Artificial intelligence as we know it began as a vacation project. Dartmouth professor John McCarthy coined the term in the summer of 1956, when he invited a small group to spend a few weeks musing on how to make machines do things like use language. He had high hopes of a breakthrough toward human-level machines.
Those hopes were not met, and McCarthy later conceded that he had been overly optimistic. But the workshop helped researchers dreaming of intelligent machines coalesce into a proper academic field.Early work often focused on solving fairly abstract
problems in math and logic. But it wasn’t long before AI started to show promising results on more human tasks. In the late 1950s Arthur Samuel created programs that learned to play checkers. In 1962 one scored a win over a master at the game. In 1967 a program called Dendral showed it could replicate the way chemists interpreted mass-spectrometry data on the makeup of chemical samples.

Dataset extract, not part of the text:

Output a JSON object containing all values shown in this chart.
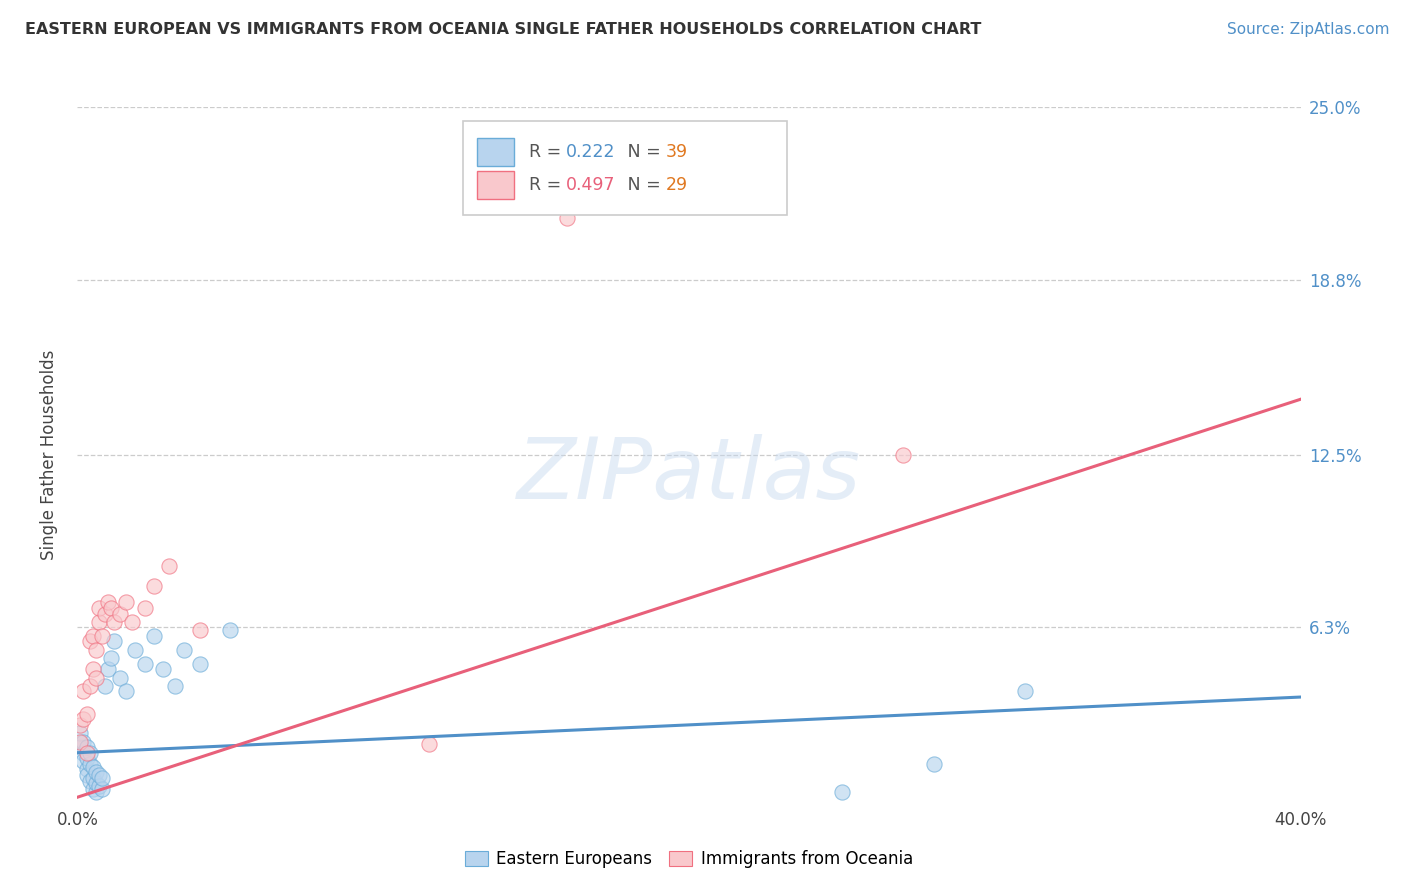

As the field of AI developed, so did different strategies for making smarter machines. Some researchers tried to distill human knowledge into code or come up with rules for tasks like understanding language. Others were inspired by the importance of learning to human and animal intelligence. They built systems that could get better at a task over time, perhaps by simulating evolution or by learning from example data. The field hit milestone after milestone, as computers mastered more tasks that could previously be done only by people.Deep learning, the rocket fuel of the current AI boom, is a revival of one of the oldest ideas in AI. The technique involves passing data through webs of math loosely inspired by how brain cells work, known as artificial neural networks. As a network processes training data, connections between the parts of the network adjust, building up an ability to interpret future data.
With various projects with Nova, we will try to understand what artificial intelligence is, what kind of applications can be achieved in the field of computer vision and voice recognition, and start discovering machine learning over a few examples of neural networks based on visual material. These practices will give you a fundamental idea about artificial intelligence and inspire you about possible applications of this broad subject of AI in the industry.